The medical billing job market in India is experiencing steady growth, with an increasing demand for skilled professionals in this field. Medical billing professionals play a crucial role in healthcare organizations by ensuring accurate and timely processing of medical claims and invoices. If you are considering a career in medical billing, here is a comprehensive guide to help you navigate the job market in India.

Top Hiring Locations in India

  1. Mumbai
  2. Bangalore
  3. Chennai
  4. Hyderabad
  5. Pune

These major cities in India are actively hiring for medical billing roles, offering a wide range of opportunities for job seekers in this field.

Average Salary Range

The average salary range for medical billing professionals in India varies based on experience levels. Entry-level positions typically start at INR 2-3 lakhs per annum, while experienced professionals can earn up to INR 5-8 lakhs per annum.

Career Path

In the field of medical billing, career progression usually follows a path from Medical Billing Executive to Senior Medical Billing Specialist to Medical Billing Manager.
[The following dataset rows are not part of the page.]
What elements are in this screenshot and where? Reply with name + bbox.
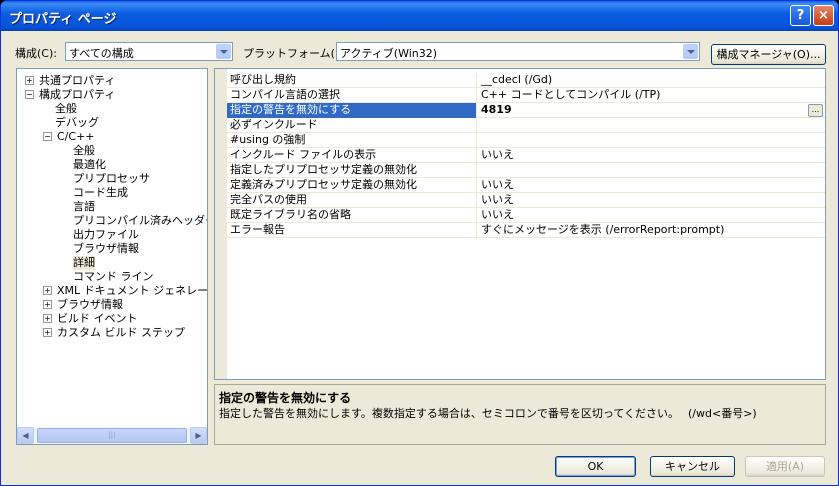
scroll-left-icon[interactable]: ◀ <box>17 427 34 444</box>
tree-item-label: C/C++ <box>57 130 95 143</box>
tree-item-label: コード生成 <box>73 186 128 199</box>
property-row[interactable]: 必ずインクルード <box>215 118 825 133</box>
property-name[interactable]: 完全パスの使用 <box>227 193 477 208</box>
collapse-icon[interactable]: − <box>25 90 34 99</box>
property-row[interactable]: 既定ライブラリ名の省略 いいえ <box>215 208 825 223</box>
config-manager-button[interactable]: 構成マネージャ(O)... <box>711 44 826 65</box>
tree-item-label: XML ドキュメント ジェネレータ <box>57 284 208 297</box>
property-row[interactable]: #using の強制 <box>215 133 825 148</box>
property-row[interactable]: コンパイル言語の選択 C++ コードとしてコンパイル (/TP) <box>215 88 825 103</box>
tree-item-label: 出力ファイル <box>73 228 139 241</box>
tree-item-label: デバッグ <box>55 116 99 129</box>
row-margin <box>215 208 227 223</box>
config-select[interactable]: すべての構成 <box>65 42 233 61</box>
help-icon[interactable]: ? <box>790 5 811 26</box>
title-bar[interactable]: プロパティ ページ ? × <box>1 1 838 31</box>
tree-item-label: 最適化 <box>73 158 106 171</box>
property-name[interactable]: 指定したプリプロセッサ定義の無効化 <box>227 163 477 178</box>
expand-icon[interactable]: + <box>43 314 52 323</box>
tree-item-label: 詳細 <box>73 256 95 270</box>
property-value[interactable]: すぐにメッセージを表示 (/errorReport:prompt) <box>478 223 825 238</box>
property-value[interactable]: C++ コードとしてコンパイル (/TP) <box>478 88 825 103</box>
property-grid[interactable]: 呼び出し規約 __cdecl (/Gd) コンパイル言語の選択 C++ コードとしてコ… <box>214 68 826 380</box>
property-row[interactable]: 完全パスの使用 いいえ <box>215 193 825 208</box>
row-margin <box>215 163 227 178</box>
category-tree[interactable]: + 共通プロパティ − 構成プロパティ 全般 デバッグ − C/C++ 全般 最適化 プリプロセッサ… <box>16 68 208 445</box>
ellipsis-button[interactable]: ... <box>808 104 823 117</box>
row-margin <box>215 178 227 193</box>
row-margin <box>215 193 227 208</box>
tree-item-label: カスタム ビルド ステップ <box>57 326 185 339</box>
cancel-button[interactable]: キャンセル <box>650 456 735 477</box>
config-select-value: すべての構成 <box>69 47 134 60</box>
property-value[interactable]: __cdecl (/Gd) <box>478 73 825 88</box>
property-value[interactable] <box>478 163 825 178</box>
platform-select[interactable]: アクティブ(Win32) <box>336 42 700 61</box>
property-value[interactable]: 4819 <box>478 103 825 118</box>
property-value[interactable] <box>478 133 825 148</box>
window-title: プロパティ ページ <box>9 12 117 27</box>
row-margin <box>215 88 227 103</box>
property-name[interactable]: 指定の警告を無効にする <box>227 103 477 118</box>
tree-item-label: プリコンパイル済みヘッダー <box>73 214 208 227</box>
property-value[interactable] <box>478 118 825 133</box>
property-name[interactable]: 既定ライブラリ名の省略 <box>227 208 477 223</box>
tree-item-label: プリプロセッサ <box>73 172 150 185</box>
property-name[interactable]: 必ずインクルード <box>227 118 477 133</box>
chevron-down-icon[interactable] <box>683 44 698 59</box>
row-margin <box>215 103 227 118</box>
description-text: 指定した警告を無効にします。複数指定する場合は、セミコロンで番号を区切ってくださ… <box>219 407 757 420</box>
scroll-thumb[interactable]: ||| <box>37 428 187 443</box>
property-name[interactable]: 定義済みプリプロセッサ定義の無効化 <box>227 178 477 193</box>
tree-item-label: ビルド イベント <box>57 312 138 325</box>
tree-item-label: 全般 <box>73 144 95 157</box>
platform-label: プラットフォーム(P): <box>243 47 350 60</box>
tree-item-label: 全般 <box>55 102 77 115</box>
tree-item-label: コマンド ライン <box>73 270 154 283</box>
description-pane: 指定の警告を無効にする 指定した警告を無効にします。複数指定する場合は、セミコロ… <box>214 384 826 445</box>
property-row[interactable]: 指定したプリプロセッサ定義の無効化 <box>215 163 825 178</box>
tree-item-label: 構成プロパティ <box>39 88 116 101</box>
expand-icon[interactable]: + <box>43 328 52 337</box>
row-margin <box>215 73 227 88</box>
close-icon[interactable]: × <box>813 5 834 26</box>
row-margin <box>215 133 227 148</box>
property-value[interactable]: いいえ <box>478 148 825 163</box>
property-value[interactable]: いいえ <box>478 193 825 208</box>
property-name[interactable]: コンパイル言語の選択 <box>227 88 477 103</box>
tree-horizontal-scrollbar[interactable]: ◀ ||| ▶ <box>17 427 207 444</box>
tree-item-label: ブラウザ情報 <box>57 298 123 311</box>
property-name[interactable]: 呼び出し規約 <box>227 73 477 88</box>
property-name[interactable]: #using の強制 <box>227 133 477 148</box>
config-label: 構成(C): <box>15 47 57 60</box>
description-title: 指定の警告を無効にする <box>219 391 352 405</box>
ok-button[interactable]: OK <box>555 456 636 477</box>
property-name[interactable]: インクルード ファイルの表示 <box>227 148 477 163</box>
property-row[interactable]: インクルード ファイルの表示 いいえ <box>215 148 825 163</box>
tree-item-label: ブラウザ情報 <box>73 242 139 255</box>
expand-icon[interactable]: + <box>43 300 52 309</box>
expand-icon[interactable]: + <box>43 286 52 295</box>
platform-select-value: アクティブ(Win32) <box>340 47 438 60</box>
collapse-icon[interactable]: − <box>43 132 52 141</box>
row-margin <box>215 118 227 133</box>
property-value[interactable]: いいえ <box>478 208 825 223</box>
chevron-down-icon[interactable] <box>216 44 231 59</box>
row-margin <box>215 148 227 163</box>
apply-button[interactable]: 適用(A) <box>745 456 825 477</box>
property-row[interactable]: 定義済みプリプロセッサ定義の無効化 いいえ <box>215 178 825 193</box>
expand-icon[interactable]: + <box>25 76 34 85</box>
tree-item-label: 共通プロパティ <box>39 74 116 87</box>
scroll-right-icon[interactable]: ▶ <box>190 427 207 444</box>
tree-item-label: 言語 <box>73 200 95 213</box>
property-row[interactable]: 呼び出し規約 __cdecl (/Gd) <box>215 73 825 88</box>
property-pages-window: プロパティ ページ ? × 構成(C): すべての構成 プラットフォーム(P):… <box>0 0 839 486</box>
property-row[interactable]: 指定の警告を無効にする 4819... <box>215 103 825 118</box>
property-value[interactable]: いいえ <box>478 178 825 193</box>
row-margin <box>215 223 227 238</box>
property-name[interactable]: エラー報告 <box>227 223 477 238</box>
property-row[interactable]: エラー報告 すぐにメッセージを表示 (/errorReport:prompt) <box>215 223 825 238</box>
With experience and additional certifications, professionals can advance to higher managerial roles.

Related Skills

Apart from medical billing expertise, professionals in this field are often expected to have skills such as:

  • Knowledge of medical coding
  • Proficiency in healthcare regulations and compliance
  • Attention to detail
  • Strong analytical and problem-solving skills
  • Excellent communication skills

Interview Questions

Here are 25 interview questions for medical billing roles, categorized by difficulty level:

  • Basic
  • What is medical billing?
  • Can you explain the importance of accuracy in medical billing?
  • How familiar are you with medical coding?

  • Medium

  • How do you ensure compliance with healthcare regulations in medical billing?
  • Can you describe a challenging billing scenario you have encountered and how you resolved it?
  • How do you handle billing discrepancies and disputes with insurance companies?

  • Advanced

  • How do you stay updated with changes in healthcare regulations affecting medical billing?
  • Can you discuss a time when you implemented process improvements in medical billing to increase efficiency?
  • How do you prioritize and manage multiple billing tasks under tight deadlines?

Prepare for your interviews by practicing these questions and showcasing your expertise in medical billing.

Closing Remark

As you explore opportunities in the medical billing job market in India, remember to continuously enhance your skills, stay updated with industry trends, and showcase your passion for this field. With dedication and preparation, you can confidently pursue a successful career in medical billing. Good luck!